Given a stationary multivariate time series $\mb{y} _ t$, cross-covariance matrices are

\[ \Gamma (l)=\mr{E} [(\mb{y} _ t - \bmu )(\mb{y} _{t+l} -\bmu )’] \]

where $\bmu =\mr{E} (\mb{y} _ t)$, and cross-correlation matrices are

\[ \rho (l) = D^{-1}\Gamma (l)D^{-1} \]

where D is a diagonal matrix with the standard deviations of the components of $\mb{y} _ t$ on the diagonal.

The sample cross-covariance matrix at lag l, denoted as $C(l)$, is computed as

\[ \hat\Gamma (l) = C(l) =\frac{1}{T} \sum _{t=1}^{T-l}{{\tilde{\mb{y}} }_{t}{\tilde{\mb{y}} }’_{t+l}} \]

where ${\tilde{\mb{y}} }_{t}$ is the centered data and ${T}$ is the number of nonmissing observations. Thus, the (i, j) element of $\hat\Gamma (l)$ is $\hat\gamma _{ij}(l)=c_{ij}(l)$. The sample cross-correlation matrix at lag l is computed as

\[ \hat\rho _{ij}(l) = c_{ij}(l) /[c_{ii}(0)c_{jj}(0)]^{1/2}, ~ ~ i,j=1,\ldots , k \]

The following statements use the CORRY option to compute the sample cross-correlation matrices and their summary indicator plots in terms of $+, -,$ and $\cdot $, where + indicates significant positive cross-correlations, $-$ indicates significant negative cross-correlations, and $\cdot $ indicates insignificant cross-correlations.

proc varmax data=simul1;
   model y1 y2 / p=1 noint lagmax=3 print=(corry)
                 printform=univariate;
run;

Figure 42.54 shows the sample cross-correlation matrices of $y_{1t}$ and $y_{2t}$. As shown, the sample autocorrelation functions for each variable decay quickly, but are significant with respect to two standard errors.
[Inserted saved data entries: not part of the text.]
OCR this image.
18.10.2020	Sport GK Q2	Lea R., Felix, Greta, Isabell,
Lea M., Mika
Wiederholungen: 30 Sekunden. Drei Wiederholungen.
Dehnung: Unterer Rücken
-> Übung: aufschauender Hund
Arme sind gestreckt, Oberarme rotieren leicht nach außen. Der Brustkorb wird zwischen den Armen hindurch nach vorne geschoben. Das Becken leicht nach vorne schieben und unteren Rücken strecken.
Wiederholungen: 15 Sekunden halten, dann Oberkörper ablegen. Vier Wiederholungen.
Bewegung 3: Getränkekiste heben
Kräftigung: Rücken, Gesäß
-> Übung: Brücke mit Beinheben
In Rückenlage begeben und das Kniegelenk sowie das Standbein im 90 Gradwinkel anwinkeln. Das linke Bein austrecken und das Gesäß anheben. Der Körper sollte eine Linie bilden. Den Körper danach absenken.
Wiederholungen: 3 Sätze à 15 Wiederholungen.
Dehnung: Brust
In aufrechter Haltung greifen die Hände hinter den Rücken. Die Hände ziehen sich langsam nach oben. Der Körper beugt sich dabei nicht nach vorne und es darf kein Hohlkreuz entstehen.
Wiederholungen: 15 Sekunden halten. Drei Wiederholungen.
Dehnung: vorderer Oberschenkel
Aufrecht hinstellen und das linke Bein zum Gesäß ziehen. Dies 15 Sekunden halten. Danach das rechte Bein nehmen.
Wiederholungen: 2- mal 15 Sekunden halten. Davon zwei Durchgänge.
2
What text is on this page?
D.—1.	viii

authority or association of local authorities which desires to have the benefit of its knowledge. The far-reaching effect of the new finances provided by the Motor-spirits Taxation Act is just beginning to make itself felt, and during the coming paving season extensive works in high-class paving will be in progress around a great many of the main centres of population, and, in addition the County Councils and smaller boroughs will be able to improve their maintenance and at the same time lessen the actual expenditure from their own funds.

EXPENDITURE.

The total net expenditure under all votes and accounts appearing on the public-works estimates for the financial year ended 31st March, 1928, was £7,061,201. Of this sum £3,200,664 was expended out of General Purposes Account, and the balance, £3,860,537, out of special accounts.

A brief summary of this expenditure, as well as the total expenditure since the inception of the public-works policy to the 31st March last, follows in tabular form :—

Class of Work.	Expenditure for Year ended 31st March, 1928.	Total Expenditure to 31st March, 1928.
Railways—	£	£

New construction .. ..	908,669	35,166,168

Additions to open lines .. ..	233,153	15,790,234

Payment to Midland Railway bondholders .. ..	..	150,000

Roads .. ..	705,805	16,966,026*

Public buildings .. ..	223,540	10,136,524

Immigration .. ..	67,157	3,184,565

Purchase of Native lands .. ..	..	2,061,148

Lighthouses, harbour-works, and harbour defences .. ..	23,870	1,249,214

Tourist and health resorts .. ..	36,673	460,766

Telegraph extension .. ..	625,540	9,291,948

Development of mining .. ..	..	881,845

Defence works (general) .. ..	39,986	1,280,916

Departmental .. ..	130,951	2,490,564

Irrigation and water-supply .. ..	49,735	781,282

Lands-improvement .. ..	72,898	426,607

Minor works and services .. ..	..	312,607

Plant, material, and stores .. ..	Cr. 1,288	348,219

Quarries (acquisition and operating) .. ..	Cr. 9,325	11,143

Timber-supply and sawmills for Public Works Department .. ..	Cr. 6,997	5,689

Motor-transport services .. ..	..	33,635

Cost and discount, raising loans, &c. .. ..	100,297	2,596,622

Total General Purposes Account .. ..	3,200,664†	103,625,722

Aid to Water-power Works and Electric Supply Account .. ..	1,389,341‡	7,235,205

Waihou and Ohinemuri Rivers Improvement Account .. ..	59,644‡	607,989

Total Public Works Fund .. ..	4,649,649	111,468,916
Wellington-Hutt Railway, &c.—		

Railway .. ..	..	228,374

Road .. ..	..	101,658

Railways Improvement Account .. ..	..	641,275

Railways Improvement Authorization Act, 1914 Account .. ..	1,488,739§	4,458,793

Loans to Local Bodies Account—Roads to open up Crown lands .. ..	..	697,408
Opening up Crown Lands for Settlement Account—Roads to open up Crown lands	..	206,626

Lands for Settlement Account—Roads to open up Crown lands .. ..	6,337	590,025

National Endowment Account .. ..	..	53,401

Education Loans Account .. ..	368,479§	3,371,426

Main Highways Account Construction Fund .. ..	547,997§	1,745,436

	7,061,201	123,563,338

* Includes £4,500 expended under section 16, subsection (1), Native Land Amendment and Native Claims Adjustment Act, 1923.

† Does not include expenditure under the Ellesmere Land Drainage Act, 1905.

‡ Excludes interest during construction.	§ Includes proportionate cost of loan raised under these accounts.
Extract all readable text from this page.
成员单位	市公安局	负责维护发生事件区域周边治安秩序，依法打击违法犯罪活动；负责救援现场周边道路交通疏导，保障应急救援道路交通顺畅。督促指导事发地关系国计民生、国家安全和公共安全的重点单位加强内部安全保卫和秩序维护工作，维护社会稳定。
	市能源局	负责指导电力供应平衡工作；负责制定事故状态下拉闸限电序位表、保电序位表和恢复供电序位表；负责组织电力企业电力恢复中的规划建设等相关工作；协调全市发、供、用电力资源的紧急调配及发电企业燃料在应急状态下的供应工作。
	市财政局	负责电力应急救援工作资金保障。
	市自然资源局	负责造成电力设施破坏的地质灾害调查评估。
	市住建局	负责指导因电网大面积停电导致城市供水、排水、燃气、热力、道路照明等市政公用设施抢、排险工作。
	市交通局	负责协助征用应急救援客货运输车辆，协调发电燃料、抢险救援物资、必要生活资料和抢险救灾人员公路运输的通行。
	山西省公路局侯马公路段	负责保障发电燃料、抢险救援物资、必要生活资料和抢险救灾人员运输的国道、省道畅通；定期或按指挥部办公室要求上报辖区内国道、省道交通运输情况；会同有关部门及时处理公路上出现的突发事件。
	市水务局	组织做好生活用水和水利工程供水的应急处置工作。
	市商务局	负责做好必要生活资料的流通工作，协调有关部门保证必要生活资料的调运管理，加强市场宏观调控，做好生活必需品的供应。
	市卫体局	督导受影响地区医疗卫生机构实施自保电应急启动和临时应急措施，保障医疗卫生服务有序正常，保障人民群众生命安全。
Figure 42.54: Cross-Correlations (CORRY Option)

The VARMAX Procedure

Cross Correlations of Dependent Series
by Variable
Variable Lag y1 y2
y1 0 1.00000 0.67041
  1 0.83143 0.84330
  2 0.56094 0.81972
  3 0.26629 0.66154
y2 0 0.67041 1.00000
  1 0.29707 0.77132
  2 -0.00936 0.48658
  3 -0.22058 0.22014

Schematic Representation
of Cross Correlations
Variable/Lag 0 1 2 3
y1 ++ ++ ++ ++
y2 ++ ++ .+ -+
+ is > 2*std error,  - is < -2*std error,  . is between



Partial Autoregressive Matrices

For each $m=1,2,\ldots , p$ you can define a sequence of matrices $\Phi _{mm}$, which is called the partial autoregression matrices of lag m, as the solution for $\Phi _{mm}$ to the Yule-Walker equations of order m,

\begin{eqnarray*} \Gamma (l) = \sum _{i=1}^ m \Gamma (l-i) \Phi _{im}’,~ ~ l=1,2,\ldots ,m \end{eqnarray*}

The sequence of the partial autoregression matrices $\Phi _{mm}$ of order m has the characteristic property that if the process follows the AR(p), then $\Phi _{pp}=\Phi _ p$ and $\Phi _{mm}=0$ for $m>p$. Hence, the matrices $\Phi _{mm}$ have the cutoff property for a VAR(p) model, and so they can be useful in the identification of the order of a pure VAR model.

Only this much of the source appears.